Our data revealed an intriguing phenomenon that before PSM (no statistical differences in patient outcomes) patients treated with BLICs with older age and higher aCCI but had a shorter length of hospital stay, although their acuity of condition at BSI onset (reflected by higher Pitt bacteraemia score and SOFA score), rates of immune compromise and leukaemia were lower than those of patients treated with carbapenems. After PSM, age and aCCI were not related to 30-day mortality (P = 0.959, P = 0.280), the data may send a practical message to clinicians that old age and high burden of chronic illness are not enough to be the main reasons for avoiding BLIC treatment.

In view of the fact that few patients (7.9%, 5/63) matched the stratification criteria of high-risk disease (Pitt bacteraemia score > 4), which may have a tendency to bias the severity of illness to a lower estimate of the risk factor of mortality. Therefore, the use of BLICs in more severe conditions in patients with BSI remains to be discussed.
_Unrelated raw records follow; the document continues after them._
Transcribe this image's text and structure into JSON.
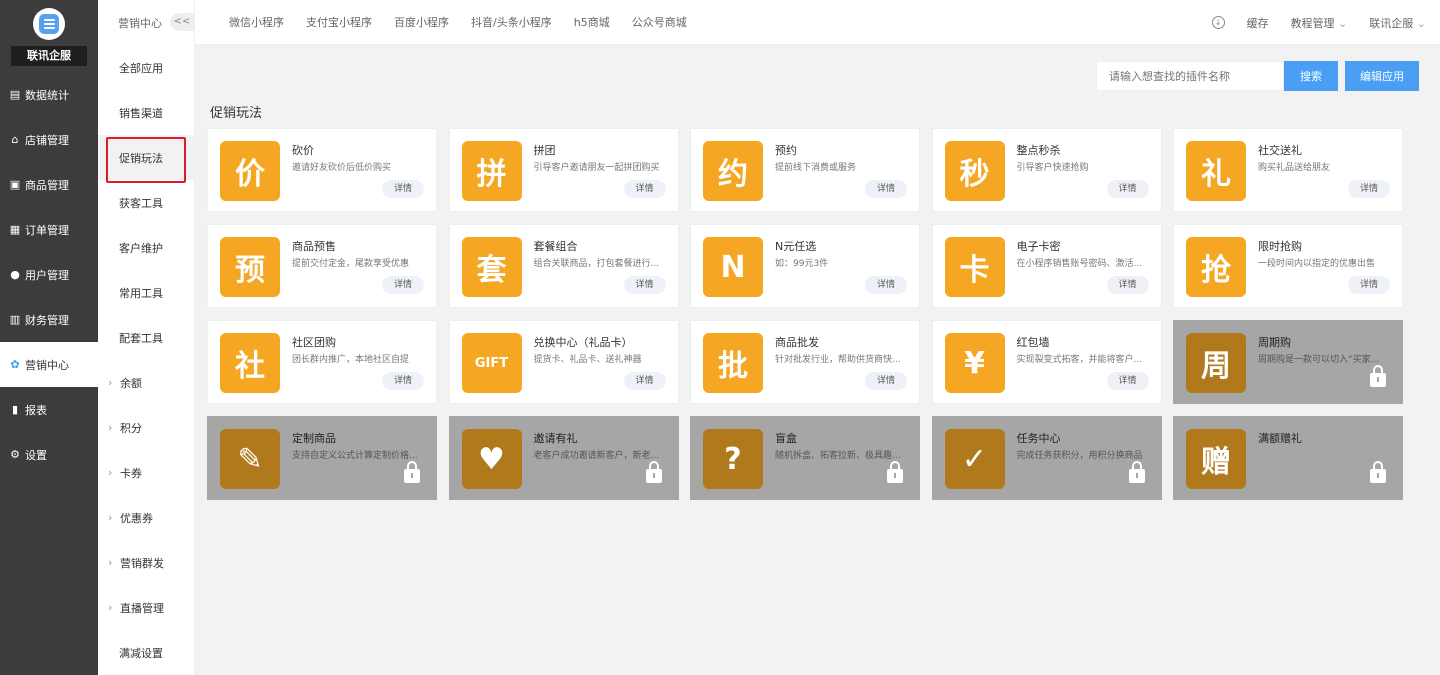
{
  "brand": {
    "name": "联讯企服"
  },
  "sidebar": {
    "items": [
      {
        "label": "数据统计",
        "icon": "chart-icon"
      },
      {
        "label": "店铺管理",
        "icon": "store-icon"
      },
      {
        "label": "商品管理",
        "icon": "goods-icon"
      },
      {
        "label": "订单管理",
        "icon": "order-icon"
      },
      {
        "label": "用户管理",
        "icon": "user-icon"
      },
      {
        "label": "财务管理",
        "icon": "finance-icon"
      },
      {
        "label": "营销中心",
        "icon": "marketing-icon",
        "active": true
      },
      {
        "label": "报表",
        "icon": "report-icon"
      },
      {
        "label": "设置",
        "icon": "settings-icon"
      }
    ]
  },
  "subnav": {
    "title": "营销中心",
    "collapse_label": "<<",
    "items": [
      {
        "label": "全部应用",
        "arrow": false
      },
      {
        "label": "销售渠道",
        "arrow": false
      },
      {
        "label": "促销玩法",
        "arrow": false,
        "active": true
      },
      {
        "label": "获客工具",
        "arrow": false
      },
      {
        "label": "客户维护",
        "arrow": false
      },
      {
        "label": "常用工具",
        "arrow": false
      },
      {
        "label": "配套工具",
        "arrow": false
      },
      {
        "label": "余额",
        "arrow": true
      },
      {
        "label": "积分",
        "arrow": true
      },
      {
        "label": "卡券",
        "arrow": true
      },
      {
        "label": "优惠券",
        "arrow": true
      },
      {
        "label": "营销群发",
        "arrow": true
      },
      {
        "label": "直播管理",
        "arrow": true
      },
      {
        "label": "满减设置",
        "arrow": false
      }
    ]
  },
  "topbar": {
    "tabs": [
      "微信小程序",
      "支付宝小程序",
      "百度小程序",
      "抖音/头条小程序",
      "h5商城",
      "公众号商城"
    ],
    "cache_label": "缓存",
    "tutorial_label": "教程管理",
    "account_label": "联讯企服",
    "download_glyph": "↓",
    "dropdown_glyph": "⌄"
  },
  "search": {
    "placeholder": "请输入想查找的插件名称",
    "button_label": "搜索",
    "edit_label": "编辑应用"
  },
  "section": {
    "title": "促销玩法"
  },
  "detail_label": "详情",
  "colors": {
    "accent": "#4a9ff5",
    "card_icon": "#f5a623",
    "sidebar": "#3c3c3c",
    "locked": "#a6a6a6"
  },
  "plugins": [
    {
      "name": "砍价",
      "desc": "邀请好友砍价后低价购买",
      "glyph": "价",
      "locked": false
    },
    {
      "name": "拼团",
      "desc": "引导客户邀请朋友一起拼团购买",
      "glyph": "拼",
      "locked": false
    },
    {
      "name": "预约",
      "desc": "提前线下消费或服务",
      "glyph": "约",
      "locked": false
    },
    {
      "name": "整点秒杀",
      "desc": "引导客户快速抢购",
      "glyph": "秒",
      "locked": false
    },
    {
      "name": "社交送礼",
      "desc": "购买礼品送给朋友",
      "glyph": "礼",
      "locked": false
    },
    {
      "name": "商品预售",
      "desc": "提前交付定金，尾款享受优惠",
      "glyph": "预",
      "locked": false
    },
    {
      "name": "套餐组合",
      "desc": "组合关联商品，打包套餐进行...",
      "glyph": "套",
      "locked": false
    },
    {
      "name": "N元任选",
      "desc": "如：99元3件",
      "glyph": "N",
      "locked": false
    },
    {
      "name": "电子卡密",
      "desc": "在小程序销售账号密码、激活...",
      "glyph": "卡",
      "locked": false
    },
    {
      "name": "限时抢购",
      "desc": "一段时间内以指定的优惠出售",
      "glyph": "抢",
      "locked": false
    },
    {
      "name": "社区团购",
      "desc": "团长群内推广，本地社区自提",
      "glyph": "社",
      "locked": false
    },
    {
      "name": "兑换中心（礼品卡）",
      "desc": "提货卡、礼品卡、送礼神器",
      "glyph": "GIFT",
      "locked": false
    },
    {
      "name": "商品批发",
      "desc": "针对批发行业，帮助供货商快...",
      "glyph": "批",
      "locked": false
    },
    {
      "name": "红包墙",
      "desc": "实现裂变式拓客，并能将客户...",
      "glyph": "¥",
      "locked": false
    },
    {
      "name": "周期购",
      "desc": "周期购是一款可以切入“买家...",
      "glyph": "周",
      "locked": true
    },
    {
      "name": "定制商品",
      "desc": "支持自定义公式计算定制价格...",
      "glyph": "✎",
      "locked": true
    },
    {
      "name": "邀请有礼",
      "desc": "老客户成功邀请新客户，新老...",
      "glyph": "♥",
      "locked": true
    },
    {
      "name": "盲盒",
      "desc": "随机拆盒、拓客拉新、极具趣...",
      "glyph": "?",
      "locked": true
    },
    {
      "name": "任务中心",
      "desc": "完成任务获积分，用积分换商品",
      "glyph": "✓",
      "locked": true
    },
    {
      "name": "满额赠礼",
      "desc": "",
      "glyph": "赠",
      "locked": true
    }
  ]
}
A large randomised clinical trial performed in nine countries indicated that irrespective of infection severity, piperacillin/tazobactam could not result in non-inferiority compared to meropenem [5]. Another large-scale trial conducted by Bertolini indicated that the use of piperacillin/tazobactam fared worse in severely ill patients with extended-spectrum cephalosporin-resistant, but carbapenem-susceptible Klebsiella spp. Infection [29]. In general, these two trials indicated that piperacillin/tazobactam should not be used in critically ill patients infected with ESBL-producing EK.

Our results also showed that leukaemia was an independent predictor of all-cause 30-day mortality in patients treated with both BLICs and carbapenems. Bloodstream infection remains an important cause of morbidity and mortality in patients with haematologic malignancies [30, 31], and these patients have a high risk of bacteraemia during chemotherapy, mostly due to immune suppression and damage of mucosal barriers that facilitate bacterial translocation to the bloodstream [32, 33]. The primary method to prevent infections during chemotherapy has been antibiotics, but utilisation of antibiotics is the major cause of dysbiosis by putting high antibiotic pressure on patients undergoing therapy, avoiding the use of broad-spectrum antibiotics to prevent infections in patients with leukaemia may reduce the severity of dysbiosis and prevent infectious complications [32, 34]. Actually, even in patients with infection, empirical treatment should not unconditionally use broad-spectrum agents to cover ESBL producers to avoid further selection of bacterial resistance [35]. However, the incidence of colonisation and infection by ESBL-producing Enterobacteriaceae is high in patients with malignancy [36, 37], and delays in appropriate empirical treatment may be associated with poor outcomes [35]. Given all these, previous screening for ESBL-producing bacteria colonisation in such high-risk patients to guide the use of antibiotics may be an effective measure to improve patient outcomes.

The data should be interpreted carefully in our study from several aspects. First, this was a single-centre study; therefore, the ability to follow patients and complete missing data was limited, and the results may have been influenced by local epidemiology and prescription practices. Second, although we conducted propensity score matching and multivariate analysis to adjust for selection bias and potential confounders, adverse effects from non-matched confounding factors could remain. Third, caution should be exercised when generalising the results of this study to other ESBL-producing Enterobacteriaceae infections, because most patients in our cohort had BSI due to E. coli, which is usually related to better outcomes than other Enterobacteriaceae [15, 38].

Conclusion

Among patients with ESBL-producing EK BSI of nonurinary source, compared with carbapenem, BLIC treatment had higher 14-day treatment failure rate, we do not support use of BLICs in this setting. More retrospective or prospective studies are needed to further assess the efficacy of BLICs.